The two “easily sprouting” beans I had with me were moong beans and black eyed beans. I took a handful of a mixture of both beans and soaked them in water overnight. Next morning, I drained the beans, put them in a flat plastic container and sprayed them with a little water. I turned them around in the container every few hours and by night they had sprouted. I refrigerated them and used them the next morning to make bread.
The sprouts should have "tails" about the length of the bean for an optimal result when used in this bread. If the sprouts are too short then the full nutritional benefit is not obtained and if they are too long they also spoil the texture of the bread!
I couldn’t find too many recipes for this type of bread and most of them used ingredients I didn’t have or could get easily. So I came up with my own recipe, which is below.
- Run the sprouts in the mixer-grinder/ processor to just break them up. Do not grind into a paste.
- Dissolve the honey in ½ cup of warm water. Add the yeast, mix well and allow to prove. Put the flours, salt, oil and crushed sprouts into the processor and run a couple of times to mix well. Now add the yeast mixture and enough water to form a soft dough. You may do this by hand, if preferred.
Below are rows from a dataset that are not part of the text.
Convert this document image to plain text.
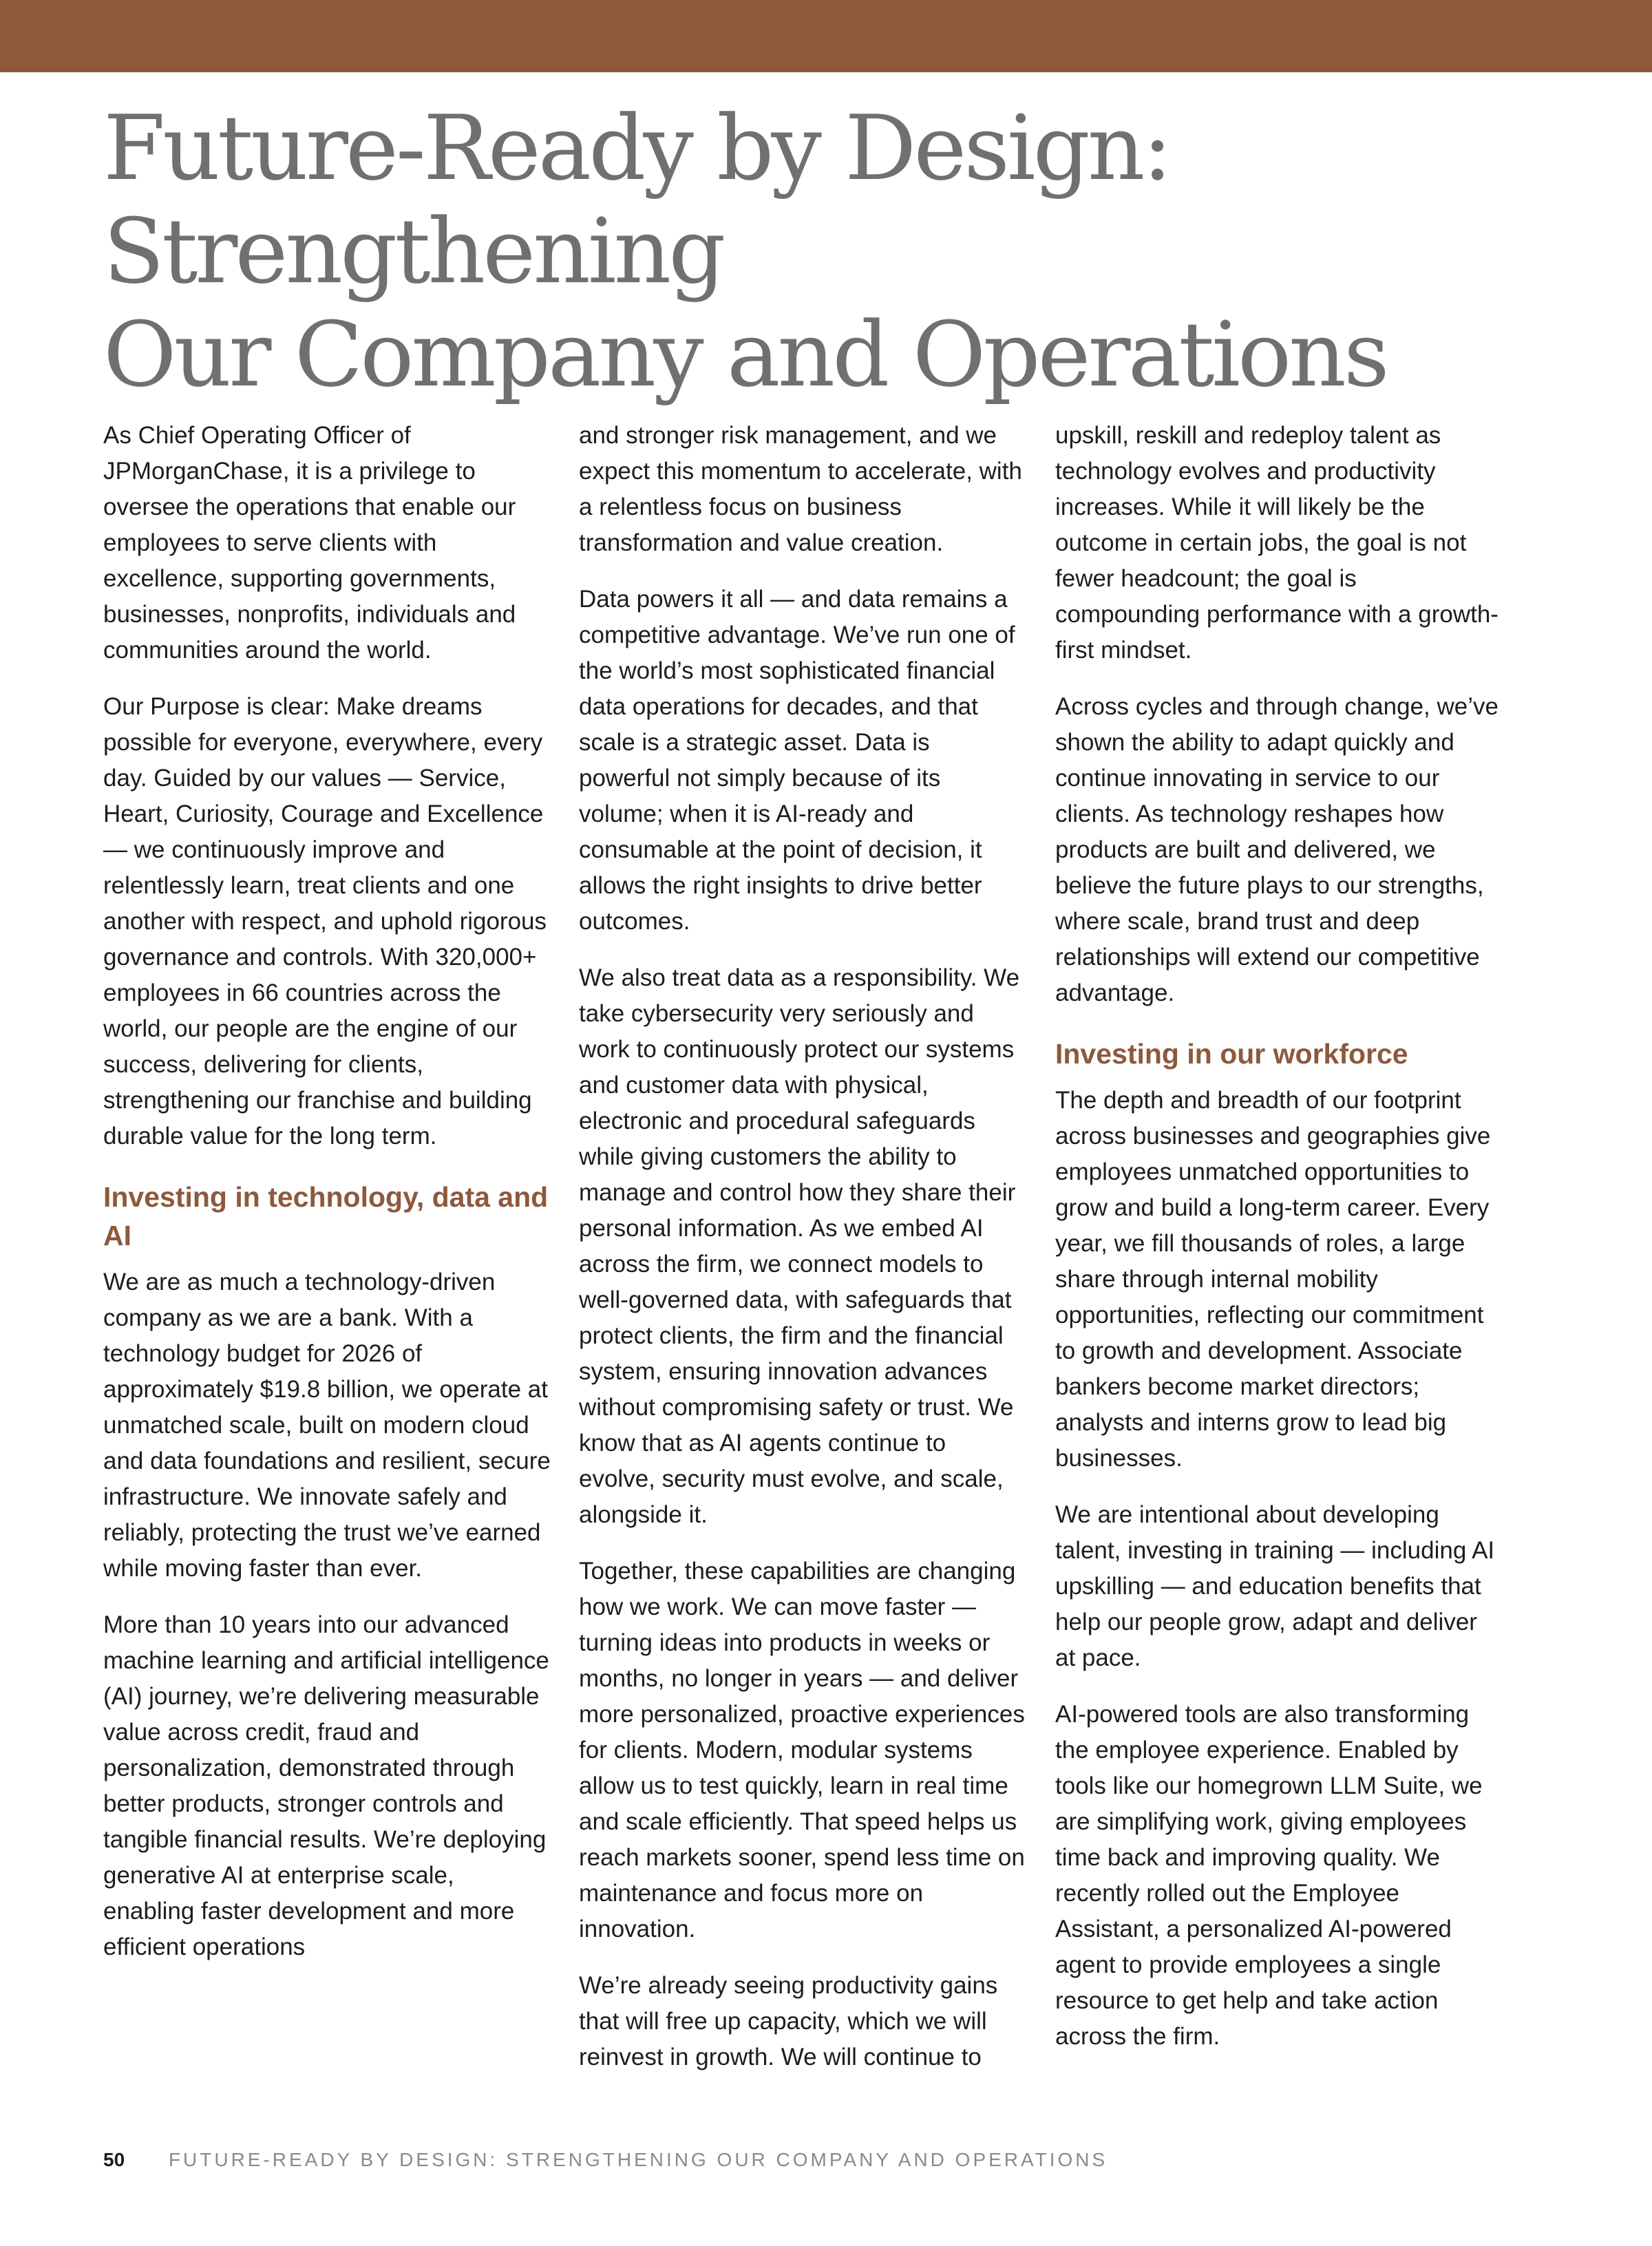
Future-Ready by Design: Strengthening
Our Company and Operations

As Chief Operating Officer of JPMorganChase, it is a privilege to oversee the operations that enable our employees to serve clients with excellence, supporting governments, businesses, nonprofits, individuals and communities around the world.

Our Purpose is clear: Make dreams possible for everyone, everywhere, every day. Guided by our values — Service, Heart, Curiosity, Courage and Excellence — we continuously improve and relentlessly learn, treat clients and one another with respect, and uphold rigorous governance and controls. With 320,000+ employees in 66 countries across the world, our people are the engine of our success, delivering for clients, strengthening our franchise and building durable value for the long term.

Investing in technology, data and AI

We are as much a technology-driven company as we are a bank. With a technology budget for 2026 of approximately $19.8 billion, we operate at unmatched scale, built on modern cloud and data foundations and resilient, secure infrastructure. We innovate safely and reliably, protecting the trust we’ve earned while moving faster than ever.

More than 10 years into our advanced machine learning and artificial intelligence (AI) journey, we’re delivering measurable value across credit, fraud and personalization, demonstrated through better products, stronger controls and tangible financial results. We’re deploying generative AI at enterprise scale, enabling faster development and more efficient operations

and stronger risk management, and we expect this momentum to accelerate, with a relentless focus on business transformation and value creation.

Data powers it all — and data remains a competitive advantage. We’ve run one of the world’s most sophisticated financial data operations for decades, and that scale is a strategic asset. Data is powerful not simply because of its volume; when it is AI-ready and consumable at the point of decision, it allows the right insights to drive better outcomes.

We also treat data as a responsibility. We take cybersecurity very seriously and work to continuously protect our systems and customer data with physical, electronic and procedural safeguards while giving customers the ability to manage and control how they share their personal information. As we embed AI across the firm, we connect models to well-governed data, with safeguards that protect clients, the firm and the financial system, ensuring innovation advances without compromising safety or trust. We know that as AI agents continue to evolve, security must evolve, and scale, alongside it.

Together, these capabilities are changing how we work. We can move faster — turning ideas into products in weeks or months, no longer in years — and deliver more personalized, proactive experiences for clients. Modern, modular systems allow us to test quickly, learn in real time and scale efficiently. That speed helps us reach markets sooner, spend less time on maintenance and focus more on innovation.

We’re already seeing productivity gains that will free up capacity, which we will reinvest in growth. We will continue to

upskill, reskill and redeploy talent as technology evolves and productivity increases. While it will likely be the outcome in certain jobs, the goal is not fewer headcount; the goal is compounding performance with a growth-first mindset.

Across cycles and through change, we’ve shown the ability to adapt quickly and continue innovating in service to our clients. As technology reshapes how products are built and delivered, we believe the future plays to our strengths, where scale, brand trust and deep relationships will extend our competitive advantage.

Investing in our workforce

The depth and breadth of our footprint across businesses and geographies give employees unmatched opportunities to grow and build a long-term career. Every year, we fill thousands of roles, a large share through internal mobility opportunities, reflecting our commitment to growth and development. Associate bankers become market directors; analysts and interns grow to lead big businesses.

We are intentional about developing talent, investing in training — including AI upskilling — and education benefits that help our people grow, adapt and deliver at pace.

AI-powered tools are also transforming the employee experience. Enabled by tools like our homegrown LLM Suite, we are simplifying work, giving employees time back and improving quality. We recently rolled out the Employee Assistant, a personalized AI-powered agent to provide employees a single resource to get help and take action across the firm.

50 FUTURE-READY BY DESIGN: STRENGTHENING OUR COMPANY AND OPERATIONS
- Form the dough into a ball, put into a greased bowl and cover it. Keep aside till double in volume. Punch down the dough and shape into a loaf, using flour if the dough is sticky. Allow the dough to rise (for about ½ an hour) and bake at 190C for about 40 minutes. When done, the loaf will sound hollow when tapped. Cool on a rack.
I expected this loaf to be very dense, but it wasn’t. It was quite soft and slightly crusty. Taste-wise, it was slightly sweet with a nice crunch on the crust wherever there were sprout pieces. And this bread makes great toast. We really liked it.